I have another idea to try, based on https://github.com/antlr/grammars-v4/issues/4181, and "shift/reduce" conflicts in a grammar.
It looks like the best way to go about fixing the scraped grammar is to open the debugger for a particularly bad performing example (examples/flang/test/f90_correct/src/intrinsic_pack.f90), and stop at the first occurrence of a full context fallback, then read out the conflicting alts and rule. You can then solve this usually by eliminating some alts that overlap, rebuild, and continue debugging.
I have now a collection of rules that are problems, with a couple of fixes. https://github.com/kaby76/fortran/issues/1
Sounds laborious. I wonder what patterns you'll find across the long haul.

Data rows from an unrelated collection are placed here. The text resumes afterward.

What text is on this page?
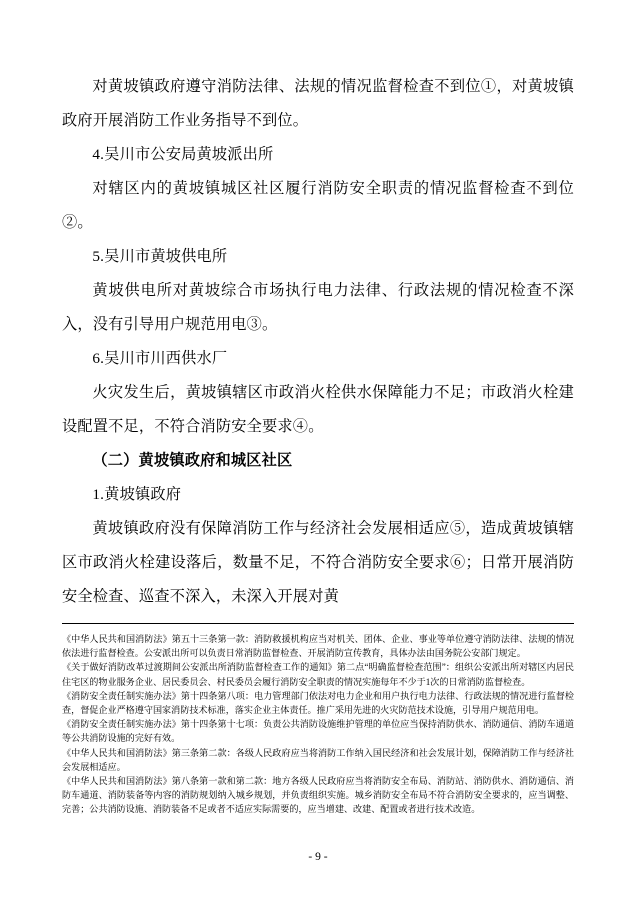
对黄坡镇政府遵守消防法律、法规的情况监督检查不到位①，对黄坡镇政府开展消防工作业务指导不到位。

4.吴川市公安局黄坡派出所

对辖区内的黄坡镇城区社区履行消防安全职责的情况监督检查不到位②。

5.吴川市黄坡供电所

黄坡供电所对黄坡综合市场执行电力法律、行政法规的情况检查不深入，没有引导用户规范用电③。

6.吴川市川西供水厂

火灾发生后，黄坡镇辖区市政消火栓供水保障能力不足；市政消火栓建设配置不足，不符合消防安全要求④。

（二）黄坡镇政府和城区社区

1.黄坡镇政府

黄坡镇政府没有保障消防工作与经济社会发展相适应⑤，造成黄坡镇辖区市政消火栓建设落后，数量不足，不符合消防安全要求⑥；日常开展消防安全检查、巡查不深入，未深入开展对黄

《中华人民共和国消防法》第五十三条第一款：消防救援机构应当对机关、团体、企业、事业等单位遵守消防法律、法规的情况依法进行监督检查。公安派出所可以负责日常消防监督检查、开展消防宣传教育，具体办法由国务院公安部门规定。

《关于做好消防改革过渡期间公安派出所消防监督检查工作的通知》第二点“明确监督检查范围”：组织公安派出所对辖区内居民住宅区的物业服务企业、居民委员会、村民委员会履行消防安全职责的情况实施每年不少于1次的日常消防监督检查。

《消防安全责任制实施办法》第十四条第八项：电力管理部门依法对电力企业和用户执行电力法律、行政法规的情况进行监督检查，督促企业严格遵守国家消防技术标准，落实企业主体责任。推广采用先进的火灾防范技术设施，引导用户规范用电。

《消防安全责任制实施办法》第十四条第十七项：负责公共消防设施维护管理的单位应当保持消防供水、消防通信、消防车通道等公共消防设施的完好有效。

《中华人民共和国消防法》第三条第二款：各级人民政府应当将消防工作纳入国民经济和社会发展计划，保障消防工作与经济社会发展相适应。

《中华人民共和国消防法》第八条第一款和第二款：地方各级人民政府应当将消防安全布局、消防站、消防供水、消防通信、消防车通道、消防装备等内容的消防规划纳入城乡规划，并负责组织实施。城乡消防安全布局不符合消防安全要求的，应当调整、完善；公共消防设施、消防装备不足或者不适应实际需要的，应当增建、改建、配置或者进行技术改造。

- 9 -
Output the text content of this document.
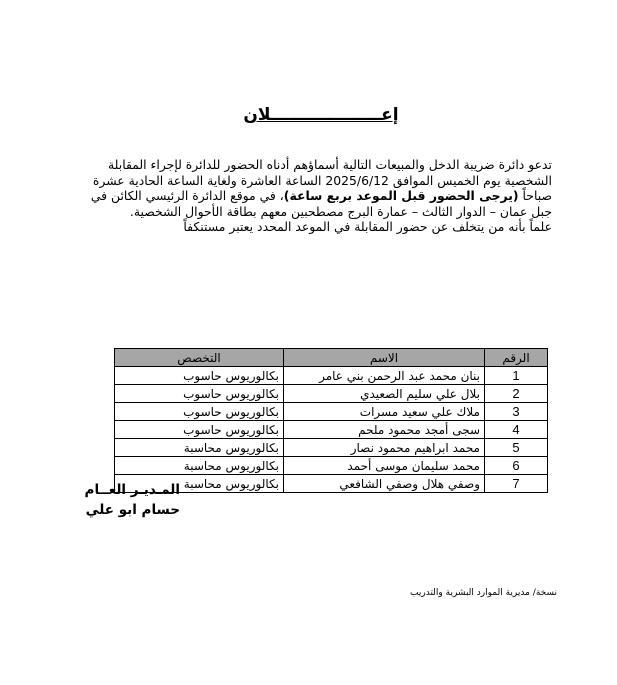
إعـــــــــــــــــــلان

تدعو دائرة ضريبة الدخل والمبيعات التالية أسماؤهم أدناه الحضور للدائرة لإجراء المقابلة الشخصية يوم الخميس الموافق 2025/6/12 الساعة العاشرة ولغاية الساعة الحادية عشرة صباحاً (يرجى الحضور قبل الموعد بربع ساعة)، في موقع الدائرة الرئيسي الكائن في جبل عمان – الدوار الثالث – عمارة البرج مصطحبين معهم بطاقة الأحوال الشخصية.
علماً بأنه من يتخلف عن حضور المقابلة في الموعد المحدد يعتبر مستنكفاً

الرقم	الاسم	التخصص
1	بنان محمد عبد الرحمن بني عامر	بكالوريوس حاسوب
2	بلال علي سليم الصعيدي	بكالوريوس حاسوب
3	ملاك علي سعيد مسرات	بكالوريوس حاسوب
4	سجى أمجد محمود ملحم	بكالوريوس حاسوب
5	محمد ابراهيم محمود نصار	بكالوريوس محاسبة
6	محمد سليمان موسى أحمد	بكالوريوس محاسبة
7	وصفي هلال وصفي الشافعي	بكالوريوس محاسبة
المـديـر العــام
حسام ابو علي
نسخة/ مديرية الموارد البشرية والتدريب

Sounds laborious. I wonder what patterns you'll find across the long haul.
So far, for entity_decl, array_spec, and designator, the problem is AdaptivePredict() reporting an "ambiguity" when choosing an alt. Strangely, this gets reported as a full-context fallback, not ambiguity. The Antlr Runtime reports no ambiguity via an ErrorListener. It does not make sense.
That said, the three rules are easy to fix and can be automated.